Up until here I agreed with, but while I understand merging the replicates I was also told to merge broad and narrow peak files.

For all I've been reading this sounds like a terrible idea, but I'm the new person. If I'm correct (there is always the chance that I'm completely wrong) what arguments would be best what could I use as reference to support this position ?

Thank you

ChIP-Seq • 9.0k views
Entering edit mode
7.1 years ago
Michele Busby ★ 2.2k

First, are these A) technical or B) biological replicates? That is, the same biological sample run several times with the same antibody (same lot also if polyclonal) protocol, or different biological samples run the same way with the same protocol?

If it is A it may be reasonable to merge them for some analyses, such as just annotating peaks. I would merge the bam alignment files and then do the calls versus merging the calls.

However, first you have analyze your replicates to check they they all perform the same. We did a lot of performance comparisons here:

You can steal those ideas, especially using the ENCODE segmentation tracks if it's human and they have tracks for something like your cell type. But just counting the reads in bins and then doing a correlation is pretty informative.
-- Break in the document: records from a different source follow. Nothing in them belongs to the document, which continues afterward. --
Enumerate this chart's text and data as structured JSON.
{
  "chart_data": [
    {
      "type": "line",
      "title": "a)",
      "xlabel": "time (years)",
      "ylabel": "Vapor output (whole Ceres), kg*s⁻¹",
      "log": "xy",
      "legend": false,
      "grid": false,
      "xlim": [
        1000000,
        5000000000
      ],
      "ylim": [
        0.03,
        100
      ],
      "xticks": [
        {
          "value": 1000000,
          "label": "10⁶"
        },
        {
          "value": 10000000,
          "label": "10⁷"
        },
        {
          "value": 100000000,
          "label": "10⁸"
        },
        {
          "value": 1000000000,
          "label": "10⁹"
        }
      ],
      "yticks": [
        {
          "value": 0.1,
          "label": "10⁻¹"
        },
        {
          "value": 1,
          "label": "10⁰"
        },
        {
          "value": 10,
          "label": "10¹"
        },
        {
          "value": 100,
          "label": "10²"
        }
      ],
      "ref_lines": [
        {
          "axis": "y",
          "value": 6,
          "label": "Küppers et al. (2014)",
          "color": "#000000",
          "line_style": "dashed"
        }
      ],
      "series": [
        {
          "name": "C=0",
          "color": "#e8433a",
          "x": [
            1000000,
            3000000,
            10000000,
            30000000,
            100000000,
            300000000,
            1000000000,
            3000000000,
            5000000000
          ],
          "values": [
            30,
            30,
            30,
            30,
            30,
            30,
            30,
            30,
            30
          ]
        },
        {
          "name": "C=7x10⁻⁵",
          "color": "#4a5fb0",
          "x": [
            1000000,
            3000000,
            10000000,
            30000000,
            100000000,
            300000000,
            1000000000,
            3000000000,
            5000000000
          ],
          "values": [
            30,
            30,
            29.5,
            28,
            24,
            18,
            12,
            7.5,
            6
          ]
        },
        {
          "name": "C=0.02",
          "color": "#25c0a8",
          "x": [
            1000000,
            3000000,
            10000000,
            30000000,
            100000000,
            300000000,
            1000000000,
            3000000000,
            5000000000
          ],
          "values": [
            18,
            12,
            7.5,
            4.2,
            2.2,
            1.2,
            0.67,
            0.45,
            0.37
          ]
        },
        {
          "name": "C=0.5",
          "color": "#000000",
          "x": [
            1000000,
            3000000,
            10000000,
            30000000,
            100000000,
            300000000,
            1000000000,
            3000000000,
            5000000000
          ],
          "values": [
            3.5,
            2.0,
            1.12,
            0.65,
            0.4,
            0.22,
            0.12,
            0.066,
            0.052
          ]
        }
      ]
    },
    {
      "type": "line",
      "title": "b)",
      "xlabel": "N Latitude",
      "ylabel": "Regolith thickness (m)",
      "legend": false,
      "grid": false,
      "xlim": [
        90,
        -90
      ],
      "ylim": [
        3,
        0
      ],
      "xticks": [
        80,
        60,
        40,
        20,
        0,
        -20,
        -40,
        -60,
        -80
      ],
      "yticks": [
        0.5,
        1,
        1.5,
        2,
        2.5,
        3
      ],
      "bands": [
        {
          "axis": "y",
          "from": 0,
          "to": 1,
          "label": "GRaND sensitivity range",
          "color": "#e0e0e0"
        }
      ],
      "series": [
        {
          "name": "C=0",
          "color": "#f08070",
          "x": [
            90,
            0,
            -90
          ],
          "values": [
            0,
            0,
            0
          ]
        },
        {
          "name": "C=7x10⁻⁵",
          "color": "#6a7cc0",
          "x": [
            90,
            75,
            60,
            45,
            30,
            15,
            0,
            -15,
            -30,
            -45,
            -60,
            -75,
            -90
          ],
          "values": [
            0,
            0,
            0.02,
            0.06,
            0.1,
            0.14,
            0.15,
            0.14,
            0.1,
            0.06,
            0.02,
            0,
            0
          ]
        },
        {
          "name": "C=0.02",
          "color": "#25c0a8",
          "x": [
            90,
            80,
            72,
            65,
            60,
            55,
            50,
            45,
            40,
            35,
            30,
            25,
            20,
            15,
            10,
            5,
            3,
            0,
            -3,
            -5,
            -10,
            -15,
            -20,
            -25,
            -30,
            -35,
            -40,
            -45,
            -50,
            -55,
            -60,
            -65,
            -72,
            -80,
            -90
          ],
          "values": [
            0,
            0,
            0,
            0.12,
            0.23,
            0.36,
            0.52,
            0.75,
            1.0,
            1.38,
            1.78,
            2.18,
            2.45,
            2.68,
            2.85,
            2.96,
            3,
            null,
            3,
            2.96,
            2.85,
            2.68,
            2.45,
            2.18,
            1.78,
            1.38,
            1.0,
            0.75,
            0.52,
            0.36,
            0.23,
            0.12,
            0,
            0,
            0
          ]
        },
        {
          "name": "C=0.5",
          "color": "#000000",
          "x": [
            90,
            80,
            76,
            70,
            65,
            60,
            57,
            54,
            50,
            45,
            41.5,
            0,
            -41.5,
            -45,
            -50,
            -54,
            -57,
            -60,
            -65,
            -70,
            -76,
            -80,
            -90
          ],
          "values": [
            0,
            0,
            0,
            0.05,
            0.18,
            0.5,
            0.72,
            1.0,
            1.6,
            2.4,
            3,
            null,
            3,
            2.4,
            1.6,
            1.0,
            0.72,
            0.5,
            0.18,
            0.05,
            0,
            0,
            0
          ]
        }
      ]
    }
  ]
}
But even in our data, and we used a robot and do it a lot, one of our technical replicates behaved strangely. See supplemental figure S6.

If it is B, biological replicates, you almost certainly don't want to merge them. You will lose your information about biological variance is present. If you are looking at something like differential peaks between conditions DESeq and really all reputable programs will want some sort of replicates, almost always biological. In general, if you want to compute a p value on anything you need separate replicates (not merged).

If you are just annotating peaks you don't need a p value.

Entering edit mode

Thank you. The paper was a great help.

Entering edit mode
7.1 years ago
mforde84 ★ 1.4k


You can merge peaks from distinct biological replicates, though as Michele points out there's no real follow up analysis you can do after doing so. After that, you can only really describe the data.

I'd suggest looking closely at ENCODE TF pipeline (see links below). We are interested in reproducibility of peaks (whether narrow or broad), and I assume that's close to what you're being asked to do. We generate a biological replicate pool and psuedoreplicate conditions from the pool and individual biological replicates. We then call peaks, and perform a IDR analysis across all of these conditions.

This is the official ENCODE writeup page:

This is my github for a working pipeline deployed on an AWS like cloud environment:

Have fun, ChIP is alot of fun to work with!


Entering edit mode
7.1 years ago
apa@stowers ▴ 600

I'm not sure why you would be merging "narrow" and "broad" peak calls -- generally you are calling one type of peak or the other, only one of these is appropriate, depending on what it is you chipped, for instance transcription factor (narrow) or histone mark (broad). Unless perhaps you chipped an enzyme, say Pol2, which can have mixed behaviors that may require multiple peak calling strategies.

I also definitely recommend using IDR, and I use it all the time. BUT: be sure to use version 2. Version 1 had serious bugs!